Wednesday, January 16, 2013

Fields of Winter

In many holiday seasons I drive my family back and forth between New England and the Midwest - nearly 1,000 miles each way, much of it on the New York State Thruway. Navigating through and around the potential for bad weather, especially in the lee of Lake Erie, can often be a challenge. This year's trip outbound gave us sleet in the Berkshires (which did indeed look "dreamlike on account of that frosting", as James Taylor would put it) and then a blustery but dry snowfall between Albany and Buffalo.

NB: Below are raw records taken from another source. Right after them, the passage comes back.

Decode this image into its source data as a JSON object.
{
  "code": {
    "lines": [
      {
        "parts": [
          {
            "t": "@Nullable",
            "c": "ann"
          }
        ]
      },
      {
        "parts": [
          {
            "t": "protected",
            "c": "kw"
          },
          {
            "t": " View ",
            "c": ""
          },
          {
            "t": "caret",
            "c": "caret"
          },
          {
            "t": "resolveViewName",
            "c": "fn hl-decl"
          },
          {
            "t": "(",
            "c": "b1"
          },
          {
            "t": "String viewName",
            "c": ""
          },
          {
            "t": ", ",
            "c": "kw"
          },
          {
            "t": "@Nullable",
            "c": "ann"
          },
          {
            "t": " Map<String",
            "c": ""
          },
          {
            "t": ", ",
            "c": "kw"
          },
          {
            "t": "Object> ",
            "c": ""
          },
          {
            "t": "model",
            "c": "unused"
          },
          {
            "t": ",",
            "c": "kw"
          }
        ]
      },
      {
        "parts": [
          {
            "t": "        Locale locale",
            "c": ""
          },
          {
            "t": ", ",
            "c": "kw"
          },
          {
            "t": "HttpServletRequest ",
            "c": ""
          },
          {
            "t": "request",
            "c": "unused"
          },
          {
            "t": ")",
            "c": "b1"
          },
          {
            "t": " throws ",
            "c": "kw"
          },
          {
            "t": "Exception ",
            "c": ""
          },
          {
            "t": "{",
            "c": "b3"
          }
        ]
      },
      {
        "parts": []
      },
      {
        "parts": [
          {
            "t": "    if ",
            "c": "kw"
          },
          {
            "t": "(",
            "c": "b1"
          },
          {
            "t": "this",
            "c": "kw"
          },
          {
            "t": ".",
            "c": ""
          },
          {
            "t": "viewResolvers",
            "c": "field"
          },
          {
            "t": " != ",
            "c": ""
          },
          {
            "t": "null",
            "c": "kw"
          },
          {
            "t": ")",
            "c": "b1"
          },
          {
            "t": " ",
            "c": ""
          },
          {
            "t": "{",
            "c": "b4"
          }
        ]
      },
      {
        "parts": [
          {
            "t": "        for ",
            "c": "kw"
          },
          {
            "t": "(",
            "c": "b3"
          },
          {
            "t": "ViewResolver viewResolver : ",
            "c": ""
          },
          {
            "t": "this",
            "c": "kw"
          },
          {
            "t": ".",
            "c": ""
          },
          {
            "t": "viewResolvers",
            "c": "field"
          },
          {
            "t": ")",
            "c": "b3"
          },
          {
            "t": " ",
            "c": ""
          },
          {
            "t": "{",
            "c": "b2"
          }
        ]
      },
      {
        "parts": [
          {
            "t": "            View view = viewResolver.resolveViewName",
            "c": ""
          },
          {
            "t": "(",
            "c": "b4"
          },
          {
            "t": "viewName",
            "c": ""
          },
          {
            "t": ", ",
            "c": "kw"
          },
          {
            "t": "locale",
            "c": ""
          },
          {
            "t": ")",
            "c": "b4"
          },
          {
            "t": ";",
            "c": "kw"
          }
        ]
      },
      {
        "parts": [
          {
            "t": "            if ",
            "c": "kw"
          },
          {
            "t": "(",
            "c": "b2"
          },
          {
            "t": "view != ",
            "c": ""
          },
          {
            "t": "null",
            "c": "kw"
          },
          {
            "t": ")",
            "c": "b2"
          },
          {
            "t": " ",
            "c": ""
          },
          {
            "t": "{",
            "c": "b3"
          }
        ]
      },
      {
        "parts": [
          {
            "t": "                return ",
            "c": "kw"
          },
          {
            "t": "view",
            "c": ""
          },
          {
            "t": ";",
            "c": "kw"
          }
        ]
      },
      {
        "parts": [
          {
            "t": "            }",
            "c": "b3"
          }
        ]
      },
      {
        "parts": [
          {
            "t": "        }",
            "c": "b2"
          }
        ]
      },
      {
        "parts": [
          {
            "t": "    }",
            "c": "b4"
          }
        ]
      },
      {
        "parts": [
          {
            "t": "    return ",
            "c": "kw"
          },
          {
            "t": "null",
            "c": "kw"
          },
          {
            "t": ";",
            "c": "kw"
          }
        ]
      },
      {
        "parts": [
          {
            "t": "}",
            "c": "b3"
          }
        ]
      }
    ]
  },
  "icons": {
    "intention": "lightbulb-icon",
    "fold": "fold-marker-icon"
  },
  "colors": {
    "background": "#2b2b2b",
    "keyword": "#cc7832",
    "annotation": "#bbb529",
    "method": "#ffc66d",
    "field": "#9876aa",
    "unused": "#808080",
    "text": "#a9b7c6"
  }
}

One of the prettiest parts of this journey in winter is around the towns of Herkimer and Mohawk, right where one would exit for Cooperstown and the Baseball Hall of Fame. The Erie Canal runs parallel to the highway here and the valley opens up to rolling hills gridded with evergreen forest and farmland to the north. With snow on the ground, and one eye on the road I can let my other eye memorize the high-contrast features of the land, and recall the wonderful snowscapes of Russell Chatham - one of my favorite contemporary landscape painters.

This year I've put in a little more than a week's work to try and capture something of the allure of this scenery for me. I used hastily snapped phone photos of that drive for reference, adapting freely.

 I started with pencil value sketches, combining features and altering them to end up with this 7"x10" sketch:


I then tried to move up to a half-sheet (15"x22") to see if I could capture the same sort of thing. Very similar at first glance. Some parts worked as well, others less so:

 The second close-up detail shows (to me) how I almost always stiffen up when I move up in scale, and how my free and loose style doesn't benefit from operating in fits and starts...

Later I tried another scene back at 7"x10" again. There is still lots to learn about making flat light on snow work!